Pressure on Roanoke Times Advertisers

Charlotte, NC (TLS). Those of you who value your Second Amendment rights as I do are always seeking ways to let our voices be heard in the public arena, particularly when all too many are ready to paint us as dangerous, fringe-element kooks who have no business driving an automobile much less owning a firearm.

Perhaps we would all do well to remember what the murders of abortion doctors did to the pro-life movement for several years. Such extreme actions on the part of dangerous individuals did the pro-life movement no favors and probably set the movement back by a decade or so. Only as science came to prove our contention that unborn babies have definite feelings, plus the images in the womb we have all come to view with awe, has the pro-life movement regained the momentum it lost when anti-abortion crusaders went on killing sprees.

It's hard to successfully make a point about 'pro-life' when you are killing doctors.

In like manner, it's hard to convince skeptics in law schools and politics that responsible gun ownership and use is the norm when a few terribly misguided souls make threats or damage our cause by 'bull-in-a-china-shop' reactions.

Thus, the question becomes, how do we best go about making our point in a responsible manner? How can we most effectively make our point?

The practice of calling to task newspaper publishers, editors, and reporters by publishing their personal information is a reasonable approach when gun-owners are treated like common criminals and even compared to child molesters in some publications, such as the Roanoke Times. If they publish our names and addresses, they can expect us to publish theirs. It's that simple. And it is fair.

Another reasonable approach is to call the newspaper to complain about the nature of their coverage of gun ownership. If the publishers are aware that enough of their readers are offended by the tone of their coverage, it can make a difference. So can subscription cancellation.


However, the most effective means, perhaps, of getting our message across is to contact the advertisers in the offending publications and complain to them. If advertisers get the slightest hint that having their names associated with extremist editors and reporters is having a negative impact on a significant number of their patrons, you can bet your last quarter they will pressure the newspaper to stop with the crap, or else.

And that 'or else' means pulling their advertising out of that newspaper.

Newspapers cannot survive without advertising dollars.
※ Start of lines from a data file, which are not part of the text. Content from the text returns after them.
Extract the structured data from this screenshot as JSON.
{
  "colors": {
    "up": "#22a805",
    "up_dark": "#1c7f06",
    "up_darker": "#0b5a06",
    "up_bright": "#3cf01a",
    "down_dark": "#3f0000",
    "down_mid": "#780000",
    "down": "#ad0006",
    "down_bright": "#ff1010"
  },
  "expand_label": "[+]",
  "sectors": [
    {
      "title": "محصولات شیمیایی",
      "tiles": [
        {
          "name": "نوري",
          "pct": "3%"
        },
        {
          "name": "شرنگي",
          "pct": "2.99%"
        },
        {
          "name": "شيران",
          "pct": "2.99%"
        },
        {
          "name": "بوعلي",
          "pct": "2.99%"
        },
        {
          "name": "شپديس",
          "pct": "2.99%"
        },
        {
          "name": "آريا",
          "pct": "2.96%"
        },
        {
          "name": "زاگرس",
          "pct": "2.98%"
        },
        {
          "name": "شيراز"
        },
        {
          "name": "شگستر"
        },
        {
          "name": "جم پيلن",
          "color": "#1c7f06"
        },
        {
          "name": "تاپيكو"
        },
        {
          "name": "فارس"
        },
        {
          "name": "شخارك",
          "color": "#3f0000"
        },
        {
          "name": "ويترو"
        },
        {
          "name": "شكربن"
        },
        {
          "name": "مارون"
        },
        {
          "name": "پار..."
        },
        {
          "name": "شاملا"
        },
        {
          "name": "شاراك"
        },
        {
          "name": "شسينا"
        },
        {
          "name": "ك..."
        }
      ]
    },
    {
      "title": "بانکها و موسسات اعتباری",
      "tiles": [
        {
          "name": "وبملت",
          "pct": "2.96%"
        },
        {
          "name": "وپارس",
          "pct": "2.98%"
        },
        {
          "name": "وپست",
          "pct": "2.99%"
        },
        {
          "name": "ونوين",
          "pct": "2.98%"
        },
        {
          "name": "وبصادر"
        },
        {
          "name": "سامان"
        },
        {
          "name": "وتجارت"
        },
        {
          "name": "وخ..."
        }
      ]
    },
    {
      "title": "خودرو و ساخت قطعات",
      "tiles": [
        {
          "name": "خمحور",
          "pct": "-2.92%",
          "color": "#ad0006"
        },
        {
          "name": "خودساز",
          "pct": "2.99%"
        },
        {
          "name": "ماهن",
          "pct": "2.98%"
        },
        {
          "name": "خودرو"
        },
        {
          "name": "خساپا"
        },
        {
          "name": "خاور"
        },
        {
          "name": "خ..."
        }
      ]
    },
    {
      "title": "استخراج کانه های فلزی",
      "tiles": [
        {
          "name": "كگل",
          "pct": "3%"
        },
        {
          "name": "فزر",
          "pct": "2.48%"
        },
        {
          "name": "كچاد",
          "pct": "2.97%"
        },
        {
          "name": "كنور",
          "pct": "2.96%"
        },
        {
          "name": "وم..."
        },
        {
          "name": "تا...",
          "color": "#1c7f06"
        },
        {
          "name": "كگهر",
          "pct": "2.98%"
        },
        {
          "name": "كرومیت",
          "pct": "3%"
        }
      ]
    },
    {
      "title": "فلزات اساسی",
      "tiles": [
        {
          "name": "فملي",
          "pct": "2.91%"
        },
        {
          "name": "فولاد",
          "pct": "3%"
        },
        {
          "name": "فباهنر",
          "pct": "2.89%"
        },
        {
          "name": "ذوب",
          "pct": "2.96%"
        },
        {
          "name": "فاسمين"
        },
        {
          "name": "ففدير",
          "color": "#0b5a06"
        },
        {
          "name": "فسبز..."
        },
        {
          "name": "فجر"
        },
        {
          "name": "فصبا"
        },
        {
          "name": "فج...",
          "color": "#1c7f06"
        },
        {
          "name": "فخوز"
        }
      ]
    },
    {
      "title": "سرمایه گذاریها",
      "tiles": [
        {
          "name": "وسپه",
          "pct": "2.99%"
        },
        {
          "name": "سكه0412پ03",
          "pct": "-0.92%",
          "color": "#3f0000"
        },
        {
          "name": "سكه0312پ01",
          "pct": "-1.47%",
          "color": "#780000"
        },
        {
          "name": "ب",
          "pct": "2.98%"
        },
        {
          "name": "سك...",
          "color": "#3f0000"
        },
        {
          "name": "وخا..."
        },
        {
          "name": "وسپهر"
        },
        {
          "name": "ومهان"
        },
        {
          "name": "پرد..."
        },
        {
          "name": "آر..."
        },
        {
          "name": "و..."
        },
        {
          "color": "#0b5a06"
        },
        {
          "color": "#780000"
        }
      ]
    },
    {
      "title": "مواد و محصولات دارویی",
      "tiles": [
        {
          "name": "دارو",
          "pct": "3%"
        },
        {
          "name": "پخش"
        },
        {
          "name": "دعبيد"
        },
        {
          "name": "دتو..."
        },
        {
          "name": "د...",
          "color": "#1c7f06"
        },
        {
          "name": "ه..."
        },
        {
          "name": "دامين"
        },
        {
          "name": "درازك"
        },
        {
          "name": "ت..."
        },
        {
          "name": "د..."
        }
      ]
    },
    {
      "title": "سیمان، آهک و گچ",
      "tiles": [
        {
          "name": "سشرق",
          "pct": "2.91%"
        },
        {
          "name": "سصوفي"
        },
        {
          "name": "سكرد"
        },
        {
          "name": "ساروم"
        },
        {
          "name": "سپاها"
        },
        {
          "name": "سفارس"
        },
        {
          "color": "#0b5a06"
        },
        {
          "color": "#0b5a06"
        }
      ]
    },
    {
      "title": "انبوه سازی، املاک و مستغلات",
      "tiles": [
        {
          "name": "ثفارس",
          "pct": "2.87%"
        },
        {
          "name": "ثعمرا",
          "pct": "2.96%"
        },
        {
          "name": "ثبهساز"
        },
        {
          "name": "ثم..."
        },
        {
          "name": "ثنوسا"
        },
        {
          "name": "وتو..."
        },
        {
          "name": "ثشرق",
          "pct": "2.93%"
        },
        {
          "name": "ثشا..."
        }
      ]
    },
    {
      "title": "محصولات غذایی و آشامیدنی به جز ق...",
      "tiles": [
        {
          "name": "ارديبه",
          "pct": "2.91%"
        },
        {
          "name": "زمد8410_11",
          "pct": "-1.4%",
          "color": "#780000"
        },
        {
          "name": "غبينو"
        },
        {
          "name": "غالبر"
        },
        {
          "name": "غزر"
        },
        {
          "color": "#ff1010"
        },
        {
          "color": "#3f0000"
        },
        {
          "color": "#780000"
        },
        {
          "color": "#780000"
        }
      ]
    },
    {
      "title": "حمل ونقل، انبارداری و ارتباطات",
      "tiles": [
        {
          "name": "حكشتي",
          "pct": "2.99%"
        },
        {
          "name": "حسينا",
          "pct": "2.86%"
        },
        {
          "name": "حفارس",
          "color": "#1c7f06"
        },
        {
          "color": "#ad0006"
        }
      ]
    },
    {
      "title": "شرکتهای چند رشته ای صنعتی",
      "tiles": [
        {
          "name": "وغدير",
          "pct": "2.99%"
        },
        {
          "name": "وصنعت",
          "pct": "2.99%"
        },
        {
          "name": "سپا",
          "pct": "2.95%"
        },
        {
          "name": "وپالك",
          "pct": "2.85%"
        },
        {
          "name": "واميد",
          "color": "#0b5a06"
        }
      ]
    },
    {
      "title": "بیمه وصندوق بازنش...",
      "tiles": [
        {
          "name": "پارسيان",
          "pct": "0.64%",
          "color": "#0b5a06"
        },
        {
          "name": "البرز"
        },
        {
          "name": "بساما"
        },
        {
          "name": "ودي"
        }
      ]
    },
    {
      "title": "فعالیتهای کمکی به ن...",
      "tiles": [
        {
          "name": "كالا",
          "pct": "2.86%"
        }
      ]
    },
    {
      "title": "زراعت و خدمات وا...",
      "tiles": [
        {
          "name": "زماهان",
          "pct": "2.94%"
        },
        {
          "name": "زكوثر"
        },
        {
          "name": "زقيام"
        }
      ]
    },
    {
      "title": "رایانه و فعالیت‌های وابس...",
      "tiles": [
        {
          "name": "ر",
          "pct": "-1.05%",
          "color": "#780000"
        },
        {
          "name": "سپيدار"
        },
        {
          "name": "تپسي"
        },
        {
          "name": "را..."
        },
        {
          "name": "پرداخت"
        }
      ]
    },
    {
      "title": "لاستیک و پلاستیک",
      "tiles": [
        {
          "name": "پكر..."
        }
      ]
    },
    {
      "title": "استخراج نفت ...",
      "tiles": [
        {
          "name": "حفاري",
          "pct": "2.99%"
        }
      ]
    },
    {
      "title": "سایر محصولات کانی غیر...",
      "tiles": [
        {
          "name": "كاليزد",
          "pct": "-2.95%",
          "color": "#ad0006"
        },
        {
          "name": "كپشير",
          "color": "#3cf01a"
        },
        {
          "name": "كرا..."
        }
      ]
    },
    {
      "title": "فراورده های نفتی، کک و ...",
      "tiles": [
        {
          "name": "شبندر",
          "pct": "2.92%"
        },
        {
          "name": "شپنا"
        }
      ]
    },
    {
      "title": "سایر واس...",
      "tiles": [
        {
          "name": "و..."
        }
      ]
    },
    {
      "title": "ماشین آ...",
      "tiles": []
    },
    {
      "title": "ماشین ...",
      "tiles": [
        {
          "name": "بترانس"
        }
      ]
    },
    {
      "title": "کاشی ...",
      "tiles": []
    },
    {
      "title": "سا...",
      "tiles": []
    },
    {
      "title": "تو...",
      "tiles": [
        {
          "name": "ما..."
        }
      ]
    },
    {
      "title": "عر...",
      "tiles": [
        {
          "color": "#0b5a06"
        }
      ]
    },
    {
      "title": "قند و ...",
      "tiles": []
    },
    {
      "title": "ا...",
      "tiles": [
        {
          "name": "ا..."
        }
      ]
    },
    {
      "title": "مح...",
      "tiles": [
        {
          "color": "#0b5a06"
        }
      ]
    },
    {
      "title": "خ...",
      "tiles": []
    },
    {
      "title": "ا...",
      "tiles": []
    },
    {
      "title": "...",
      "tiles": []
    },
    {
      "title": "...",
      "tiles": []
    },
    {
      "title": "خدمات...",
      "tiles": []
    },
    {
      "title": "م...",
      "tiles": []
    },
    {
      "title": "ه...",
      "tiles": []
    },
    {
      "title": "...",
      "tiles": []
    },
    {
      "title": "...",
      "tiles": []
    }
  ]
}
In today's society, with newspaper readership and subscriptions reaching all-time lows, the only way most papers survive is through the advertising...the businesses that purchase ads in those papers.

If a paper loses a half-dozen or so major business accounts, it is often enough to put their operating budget in the red.
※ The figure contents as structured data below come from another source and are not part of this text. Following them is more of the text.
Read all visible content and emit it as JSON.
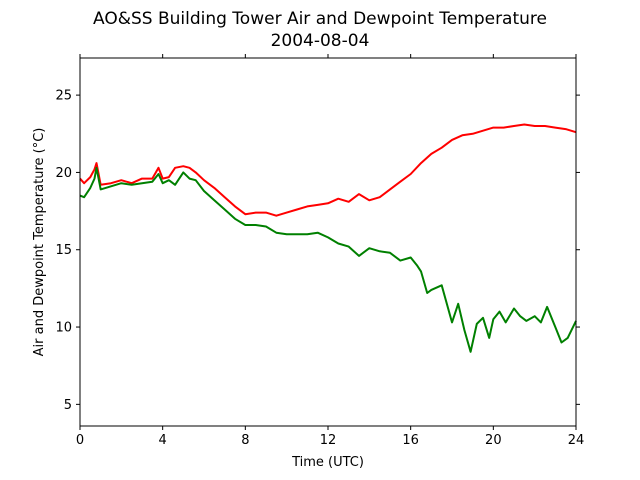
{
  "chart_data": {
    "type": "line",
    "title": "AO&SS Building Tower Air and Dewpoint Temperature",
    "subtitle": "2004-08-04",
    "xlabel": "Time (UTC)",
    "ylabel": "Air and Dewpoint Temperature (°C)",
    "xlim": [
      0,
      24
    ],
    "ylim": [
      3.6,
      27.4
    ],
    "xticks": [
      0,
      4,
      8,
      12,
      16,
      20,
      24
    ],
    "yticks": [
      5,
      10,
      15,
      20,
      25
    ],
    "grid": false,
    "legend": "none",
    "series": [
      {
        "color": "#ff0000",
        "x": [
          0,
          0.2,
          0.5,
          0.7,
          0.8,
          1.0,
          1.5,
          2.0,
          2.5,
          3.0,
          3.5,
          3.8,
          4.0,
          4.3,
          4.6,
          5.0,
          5.3,
          5.6,
          6.0,
          6.5,
          7.0,
          7.5,
          8.0,
          8.5,
          9.0,
          9.5,
          10.0,
          10.5,
          11.0,
          11.5,
          12.0,
          12.5,
          13.0,
          13.5,
          14.0,
          14.5,
          15.0,
          15.5,
          16.0,
          16.5,
          17.0,
          17.5,
          18.0,
          18.5,
          19.0,
          19.5,
          20.0,
          20.5,
          21.0,
          21.5,
          22.0,
          22.5,
          23.0,
          23.5,
          24.0
        ],
        "y": [
          19.6,
          19.3,
          19.7,
          20.2,
          20.6,
          19.2,
          19.3,
          19.5,
          19.3,
          19.6,
          19.6,
          20.3,
          19.6,
          19.7,
          20.3,
          20.4,
          20.3,
          20.0,
          19.5,
          19.0,
          18.4,
          17.8,
          17.3,
          17.4,
          17.4,
          17.2,
          17.4,
          17.6,
          17.8,
          17.9,
          18.0,
          18.3,
          18.1,
          18.6,
          18.2,
          18.4,
          18.9,
          19.4,
          19.9,
          20.6,
          21.2,
          21.6,
          22.1,
          22.4,
          22.5,
          22.7,
          22.9,
          22.9,
          23.0,
          23.1,
          23.0,
          23.0,
          22.9,
          22.8,
          22.6
        ]
      },
      {
        "color": "#008000",
        "x": [
          0,
          0.2,
          0.5,
          0.7,
          0.8,
          1.0,
          1.5,
          2.0,
          2.5,
          3.0,
          3.5,
          3.8,
          4.0,
          4.3,
          4.6,
          5.0,
          5.3,
          5.6,
          6.0,
          6.5,
          7.0,
          7.5,
          8.0,
          8.5,
          9.0,
          9.5,
          10.0,
          10.5,
          11.0,
          11.5,
          12.0,
          12.5,
          13.0,
          13.5,
          14.0,
          14.5,
          15.0,
          15.5,
          16.0,
          16.3,
          16.5,
          16.8,
          17.0,
          17.5,
          18.0,
          18.3,
          18.6,
          18.9,
          19.2,
          19.5,
          19.8,
          20.0,
          20.3,
          20.6,
          21.0,
          21.3,
          21.6,
          22.0,
          22.3,
          22.6,
          23.0,
          23.3,
          23.6,
          24.0
        ],
        "y": [
          18.5,
          18.4,
          19.0,
          19.6,
          20.3,
          18.9,
          19.1,
          19.3,
          19.2,
          19.3,
          19.4,
          19.9,
          19.3,
          19.5,
          19.2,
          20.0,
          19.6,
          19.5,
          18.8,
          18.2,
          17.6,
          17.0,
          16.6,
          16.6,
          16.5,
          16.1,
          16.0,
          16.0,
          16.0,
          16.1,
          15.8,
          15.4,
          15.2,
          14.6,
          15.1,
          14.9,
          14.8,
          14.3,
          14.5,
          14.0,
          13.6,
          12.2,
          12.4,
          12.7,
          10.3,
          11.5,
          9.8,
          8.4,
          10.2,
          10.6,
          9.3,
          10.5,
          11.0,
          10.3,
          11.2,
          10.7,
          10.4,
          10.7,
          10.3,
          11.3,
          10.0,
          9.0,
          9.3,
          10.4
        ]
      }
    ]
  }
}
Thus, advertisers can send a strong message to publications--shape up or we can shut you down.

Most of us around the country who are keenly aware of Second Amendment issues have already done most of the things I have mentioned to express our displeasure with the manner in which we were treated in the Roanoke Times. The one thing that's left is something that only local subscribers can do--contact the advertisers. Tell them what you think about the action of the Roanoke Times in publishing the names of carriers of concealed firearms, many of whom are single women and single moms who are in grave danger when such information about them is made public.

And then let the businesses do the rest. If you suggest that you may not be able to do business with them if they advertise in the Roanoke Times, I think they will get the message.

And believe me, these businesses will be sure that the Roanoke Times gets the message.